IPA Responses to Headline News
Headline: Hospital overcrowding is at breaking point
IPA Response in Radio Interview:
Stephen McMahon: I think what you've outlined there [Jonathan] is a very fair assessment of how serious the situation is, as of yesterday. In actual fact it's been going on for many years [overcrowding] but I think the sheer scale of it yesterday, almost like a warzone, for both the staff and patients who have had to endure these situations. We're hearing questions about whether junior doctors are being properly used on the discharge of patients; issues [and] questions about whether some consultants, and whether some patients are even seeing a senior consultant for the last seven or eight days in some hospitals. We've raised that with the HSE, which is the appropriate area, to ask them to investigate these allegations but a strong fact of the matter is that this is been going on for many years, Jonathan. This morning we heard about Beaumont Hospital going to full capacity protocol and I’d just like to explain to your listeners how serious it is that activation of the full capacity protocol is the result of many moving parts that not in alignment such as staffing capacity, infection control, and or the lack of management of those moving parts locally nationally and indeed politically. There were 19,135 occasions of full capacity protocols up to August 2020 which took us nearly eight months to establish from the HSE and it should be a near never event. They were supposed to do a risk assessment to understand what moving parts weren't working that caused this to happen, because exactly as you pointed out, Jonathan, it means people's operations are cancelled, the ED is over-run with patients, and perhaps having to move them up to wards and so on and with all the associated risks. In the NHS yesterday there was a report that their consultants said there was something in the region of about 500 patients a week dying as a result of overcrowding, and I’m not saying that that's happening in Ireland but if we downsize that there could be anything from 35 to 40 patients suffering death as a result of the overcrowding crisis that we have at the moment.
Interviewer: Stephen, on that point, in any other organisation if you ended up with a critical situation in a single department you would have staff urgently redeployed from other departments to try and make a dent in that. Is that happening in hospitals? I mean are we seeing consultants who normally live upstairs, if I could put it that way, being brought down to the ED where they probably don't want to be, but they’re needed right now?

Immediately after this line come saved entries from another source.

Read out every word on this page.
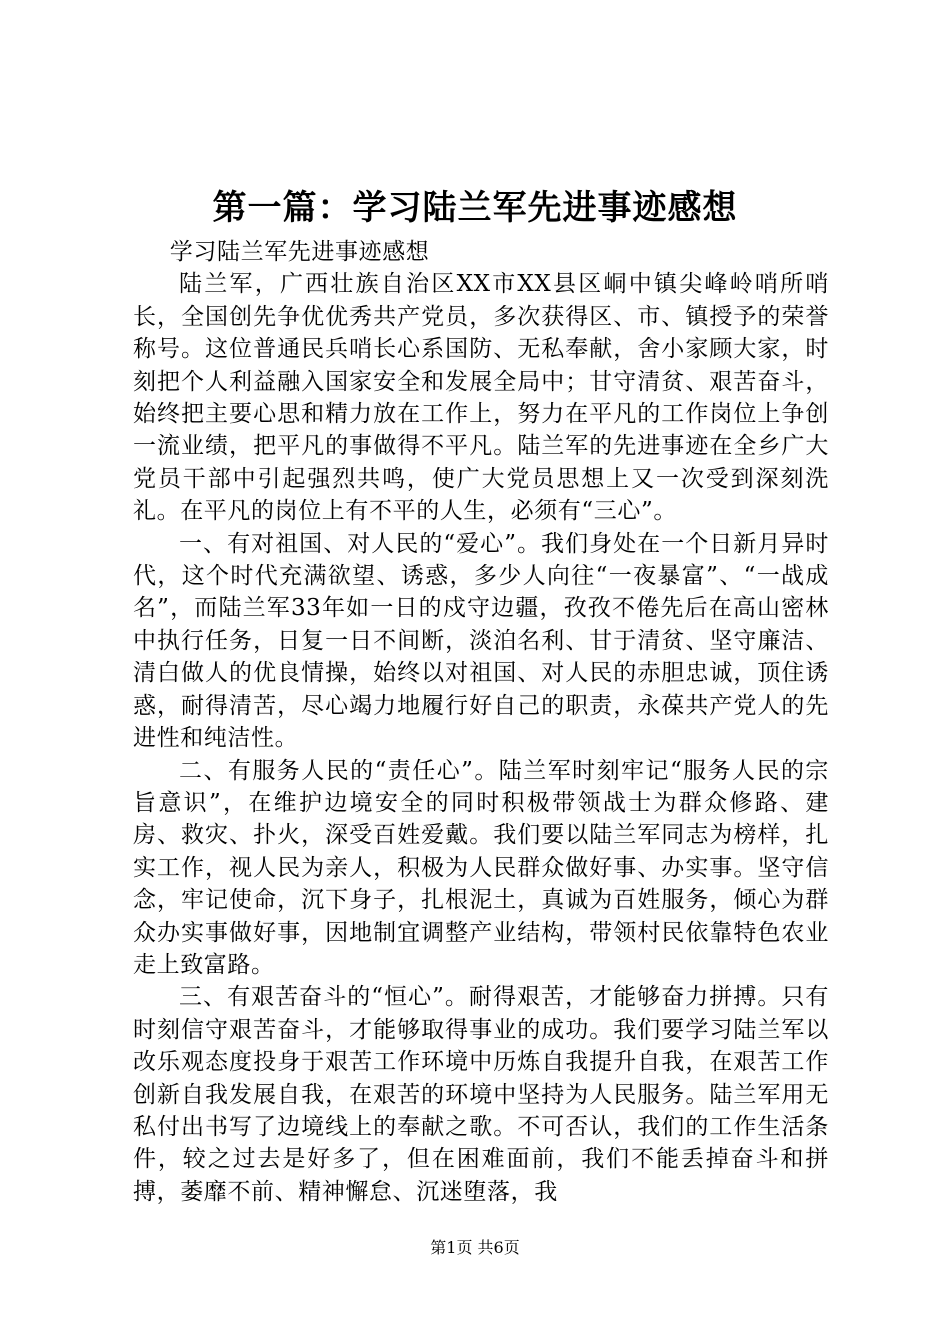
第一篇：学习陆兰军先进事迹感想

学习陆兰军先进事迹感想

陆兰军，广西壮族自治区XX市XX县区峒中镇尖峰岭哨所哨长，全国创先争优优秀共产党员，多次获得区、市、镇授予的荣誉称号。这位普通民兵哨长心系国防、无私奉献，舍小家顾大家，时刻把个人利益融入国家安全和发展全局中；甘守清贫、艰苦奋斗，始终把主要心思和精力放在工作上，努力在平凡的工作岗位上争创一流业绩，把平凡的事做得不平凡。陆兰军的先进事迹在全乡广大党员干部中引起强烈共鸣，使广大党员思想上又一次受到深刻洗礼。在平凡的岗位上有不平的人生，必须有“三心”。

一、有对祖国、对人民的“爱心”。我们身处在一个日新月异时代，这个时代充满欲望、诱惑，多少人向往“一夜暴富”、“一战成名”，而陆兰军33年如一日的戍守边疆，孜孜不倦先后在高山密林中执行任务，日复一日不间断，淡泊名利、甘于清贫、坚守廉洁、清白做人的优良情操，始终以对祖国、对人民的赤胆忠诚，顶住诱惑，耐得清苦，尽心竭力地履行好自己的职责，永葆共产党人的先进性和纯洁性。

二、有服务人民的“责任心”。陆兰军时刻牢记“服务人民的宗旨意识”，在维护边境安全的同时积极带领战士为群众修路、建房、救灾、扑火，深受百姓爱戴。我们要以陆兰军同志为榜样，扎实工作，视人民为亲人，积极为人民群众做好事、办实事。坚守信念，牢记使命，沉下身子，扎根泥土，真诚为百姓服务，倾心为群众办实事做好事，因地制宜调整产业结构，带领村民依靠特色农业走上致富路。

三、有艰苦奋斗的“恒心”。耐得艰苦，才能够奋力拼搏。只有时刻信守艰苦奋斗，才能够取得事业的成功。我们要学习陆兰军以改乐观态度投身于艰苦工作环境中历炼自我提升自我，在艰苦工作创新自我发展自我，在艰苦的环境中坚持为人民服务。陆兰军用无私付出书写了边境线上的奉献之歌。不可否认，我们的工作生活条件，较之过去是好多了，但在困难面前，我们不能丢掉奋斗和拼搏，萎靡不前、精神懈怠、沉迷堕落，我

第1页 共6页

Stephen McMahon: Well, this is a key thing, I mean you even hear about where it could be difficult to contact them [consultants] out of hours. You will hear people that are doing Trojan work or you’ve given examples there from the GP about the amount of work, and you were quite in your assessment that they are entitled to their time off and so on, but if there are contractual arrangements there has to be oversight that these are actually being fulfilled. The simple fact of the matter, Jonathan, is that the winter plan that was prepared this year was not even signed off by the board of the HSE. All they did was note it because they didn't have enough time, I think, to actually review what was actually happening. They noted that the executive management team that put it together and the Minister had published it. The one thing you will very seldom hear from politicians or from people with other vested interests within the health system is the issue of accountability - you've touched on it - but there is really no accountability for when these situations happen. There’s been report[s] from Professor Keane, HIQA and so on, that talk about government's governance and leadership, and I think that it would be appropriate for the chair of the agency to make a public statement about the crisis that's been declared by his own management team on Christmas Eve. And really we could talk about down the road in five years time and Slainte Care - it is a crisis situation at the moment with Covid and flu and the viral infections. But let's say for instance, how difficult would it be for community pharmacist be able to prescribe first line antibiotics for infections, you know like that would be something, but is that a turf war or is it something that can be actually drafted in, as you quite rightly say: all hands to the deck to try and solve problems today.